Marta la miraba atónita con el sobre recién entregado en la mano, lo abrió con las manos temblonas.

—Medio millón de francos… —acertó a decir leyendo el certificado que daba crédito a las palabras de Roberta—. ¿Cuánto es eso en pesetas?

—Mucho dinero, Marta. Lo suficiente para que, de una vez por todas, retomes tu vida y la vivas, no solo pases por ella.

—Roberta…, yo… No sé qué decir…

—No tienes que decir nada. Ese dinero te pertenece por derecho.

—Ahora sí que necesito un cigarrillo.

Roberta le tendió la pitillera.

—Es preciosa —dijo Marta admirándola y cogiendo un cigarrillo de su interior—. No te la había visto antes.

—Es que la tengo hace poco.
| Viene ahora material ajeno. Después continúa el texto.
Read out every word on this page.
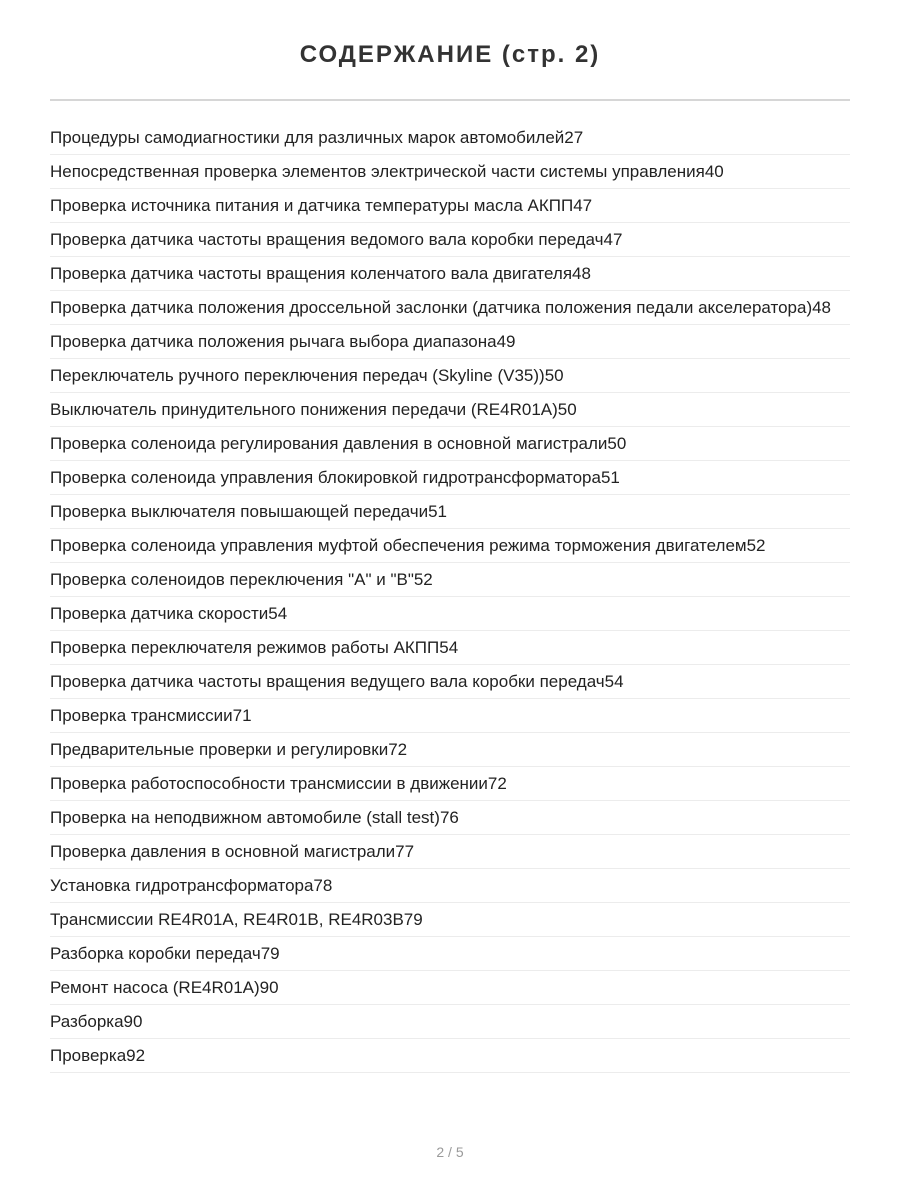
СОДЕРЖАНИЕ (стр. 2)
Процедуры самодиагностики для различных марок автомобилей27
Непосредственная проверка элементов электрической части системы управления40
Проверка источника питания и датчика температуры масла АКПП47
Проверка датчика частоты вращения ведомого вала коробки передач47
Проверка датчика частоты вращения коленчатого вала двигателя48
Проверка датчика положения дроссельной заслонки (датчика положения педали акселератора)48
Проверка датчика положения рычага выбора диапазона49
Переключатель ручного переключения передач (Skyline (V35))50
Выключатель принудительного понижения передачи (RE4R01A)50
Проверка соленоида регулирования давления в основной магистрали50
Проверка соленоида управления блокировкой гидротрансформатора51
Проверка выключателя повышающей передачи51
Проверка соленоида управления муфтой обеспечения режима торможения двигателем52
Проверка соленоидов переключения "A" и "B"52
Проверка датчика скорости54
Проверка переключателя режимов работы АКПП54
Проверка датчика частоты вращения ведущего вала коробки передач54
Проверка трансмиссии71
Предварительные проверки и регулировки72
Проверка работоспособности трансмиссии в движении72
Проверка на неподвижном автомобиле (stall test)76
Проверка давления в основной магистрали77
Установка гидротрансформатора78
Трансмиссии RE4R01A, RE4R01B, RE4R03B79
Разборка коробки передач79
Ремонт насоса (RE4R01A)90
Разборка90
Проверка92
2 / 5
Me la ha regalado un caballero.

—Vaya… ¿Y se puede saber quién es ese caballero con tan buen gusto?

Roberta alzó las cejas con un gesto regalado.

—Se trata de un empresario, todo un lord inglés en su aspecto pero con mentalidad americana; el hombre perfecto, podríamos decir.

Marta sonrió buscando los ojos que Roberta trataba de ocultar.

—¿No me digas que te has enamorado?

Roberta rio bucólica e hizo un ademán con la mano.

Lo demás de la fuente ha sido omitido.